Au temps jadis, la chevalerie se ralliait au cri de Montjoye-Saint-


Denis. L'origine de cette expression demeure bien ténébreuse, du
moins à en croire les historiens, lesquels se montrent étonnamment
muets à ce sujet. Cela est d' autant plus surprenant que la simple et
rigoureuse analyse de l'Oriflamme - étendard et bannière des Rois
de France - suffit à nous renseigner. D'après la légende, cette
bannière avait été envoyée par le ciel à Clovis, personnage dont le
nom est forgé sur la racine lOVIS, tout comme le prénom LOUIS, à
ceci près qu'il est précédé d'un C fortement évocateur du croissant
lunaire. De même, personne ne semble s'être avisé que la France
compta dix-huit rois, ou prétendants, ayant porté ce prénom. Il y a
là, sans conteste, un étrange fait qui ne saurait s'expliquer par le seul
engouement et encore moins par un caprice du hasard.

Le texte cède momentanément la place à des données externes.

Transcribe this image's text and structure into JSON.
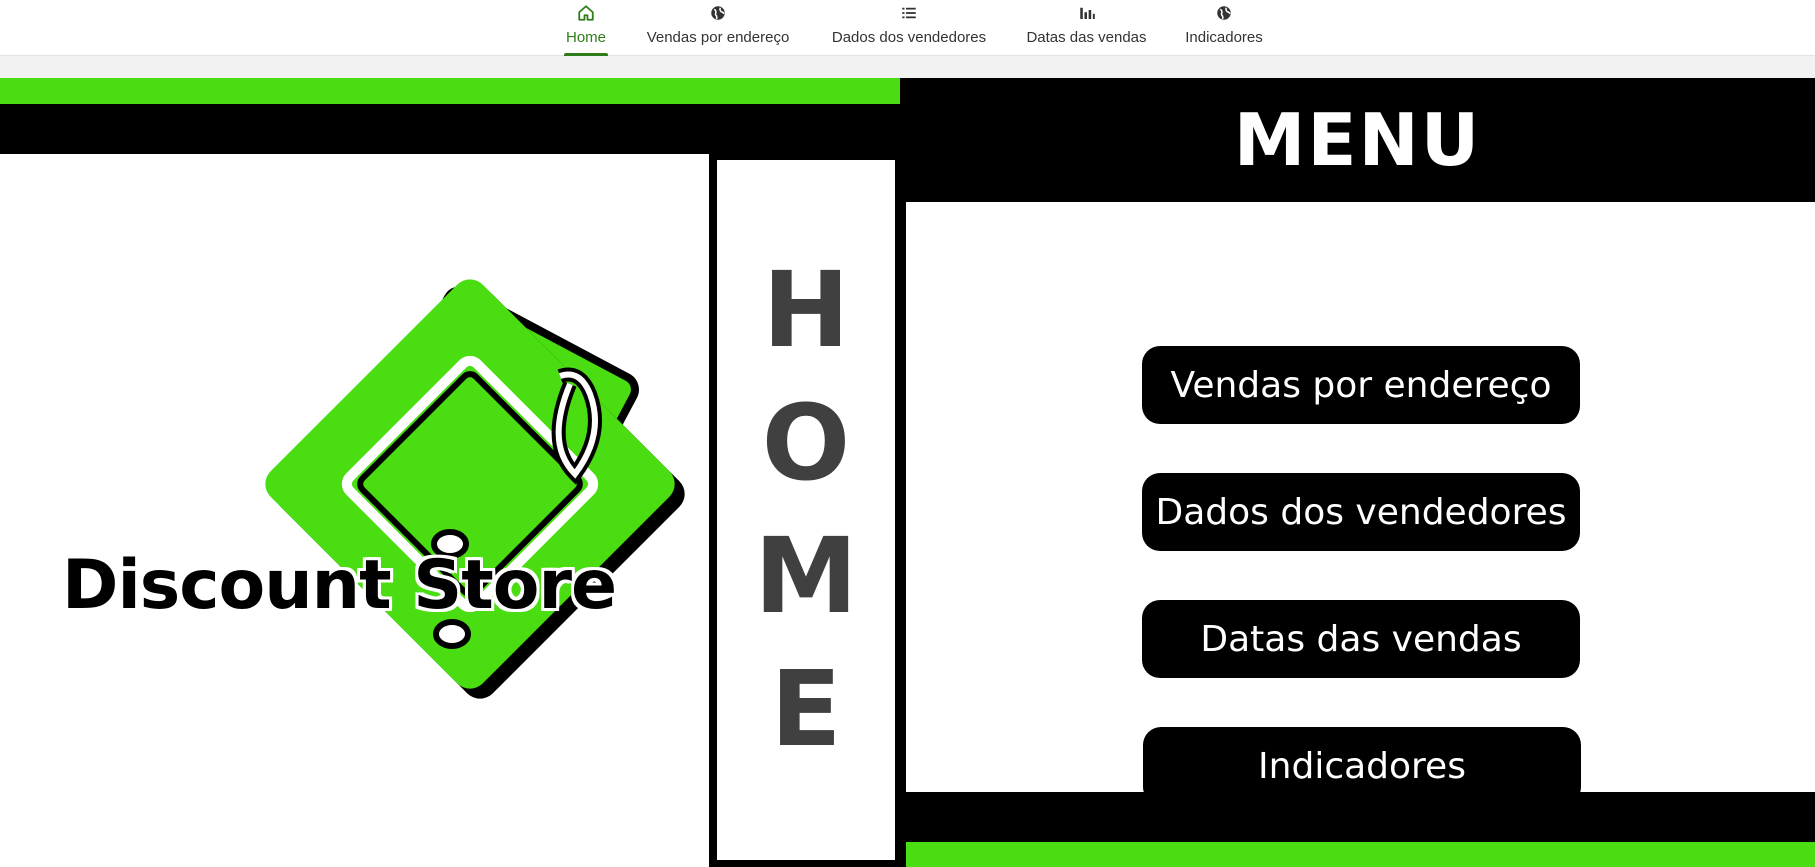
{
  "nav": {
    "tabs": [
      {
        "label": "Home",
        "icon": "home-icon",
        "active": true
      },
      {
        "label": "Vendas por endereço",
        "icon": "globe-icon",
        "active": false
      },
      {
        "label": "Dados dos vendedores",
        "icon": "list-icon",
        "active": false
      },
      {
        "label": "Datas das vendas",
        "icon": "bar-chart-icon",
        "active": false
      },
      {
        "label": "Indicadores",
        "icon": "globe-icon",
        "active": false
      }
    ]
  },
  "colors": {
    "accent_green": "#4ade12",
    "active_tab": "#2e7d1a",
    "black": "#000000",
    "home_letters": "#404040"
  },
  "logo": {
    "store_name": "Discount Store",
    "icon": "price-tag-icon"
  },
  "home_column": {
    "letters": [
      "H",
      "O",
      "M",
      "E"
    ]
  },
  "menu": {
    "title": "MENU",
    "buttons": [
      {
        "label": "Vendas por endereço"
      },
      {
        "label": "Dados dos vendedores"
      },
      {
        "label": "Datas das vendas"
      },
      {
        "label": "Indicadores"
      }
    ]
  }
}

Cela nécessite quelques explications. On le sait - et ici nous ne


nous plaçons pas sur le plan politique mais uniquement
traditionnel -les Rois étaient dits de « droit divin » , et considérés
comme représentants de Dieu sur terre. Il y a là, sans que l'on s'en
doute, un secret de nature hermétique. En France, les monarques
portaient le manteau azuré (bleu) fleurdelysé or. Chez les Grecs,
comme plus tard chez les romains, le bleu était la couleur réservée à
Zeus et Jupiter. Cette correspondance est confirmée par la kabbale
hébraïque. En effet, si nous regardons l'arbre des Sephiroth, sur le
pilier de la Sagesse, situé à droite (en réalité à gauche car, ainsi
qu'on le fait pour un écu, il faut tenir compte de l'effet miroir), se
tient la Sephira Chesed : la Grâce. Cette même Sephira est attribuée
à Zeus, le Jupiter (IOVIS) des latins; lui sont attribués l' étain, métal
de Zeus et la couleur bleue. On peut rapprocher ceci du dieu
Krishna, équivalent du Christ chez les hindouistes, lequel est
toujours figuré en bleu. Un chapitre supplémentaire ne sera pas de
trop si nous souhaitons que la lumière sorte de dessous le boisseau.
Il est intéressant de noter aussi, qu'en sanscrit, la racine krish
signifie poisson.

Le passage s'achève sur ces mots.